Purification and characterization of a novel 3′-5′ DNA helicase from Plasmodium falciparum and its sensitivity to anthracycline antibiotics

Abstract

Plasmodium falciparum has developed resistance to most anti-malarials; therefore, an investigation of potential targets should be performed. DNA helicases are enzymes that catalyse the unwinding of double-stranded DNA to provide single-stranded templates for DNA replication, repair and recombination. In this study, a DNA helicase (PfDH A) was purified from a crude extract of Plasmodium falciparum. DNA helicase activity was measured by assaying unwinding activity. The apparent molecular weight of PfDH A as determined by SDS-PAGE was 90 kDa.
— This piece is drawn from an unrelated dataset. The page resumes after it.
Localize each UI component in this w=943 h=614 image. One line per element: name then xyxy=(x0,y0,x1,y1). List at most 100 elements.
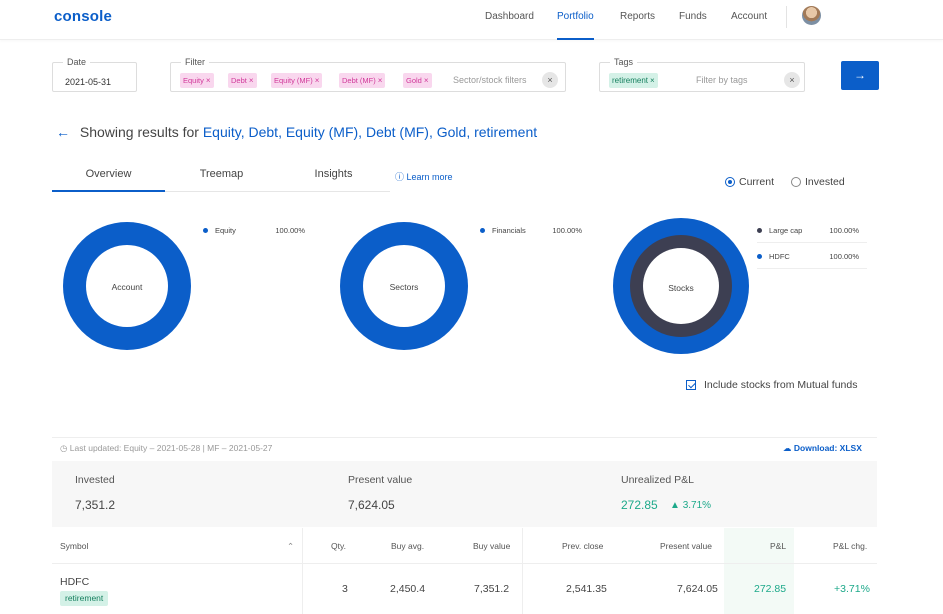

PfDH A moved unidirectionally in the 3′ -to- 5′ direction along the bound strand and preferred a fork-like substrate structure and could not unwind blunt-ended duplex DNA. Unwinding activity required Mg2+ and could be inhibited by 200 mM NaCl or KCl and was dependent on hydrolysis of ATP or dATP. Anthracyclines, including daunorubicin, nogalamycin, doxorubicin, and aclarubicin, inhibited PfDH A activity with IC50 values of 2, 5, 8 and 9 μM, respectively. Based on the results, PfDH A differs from all known human DNA helicases. However, its function and roles in parasite DNA replication need to be elucidated in the future. © 2006 Cambridge University Press.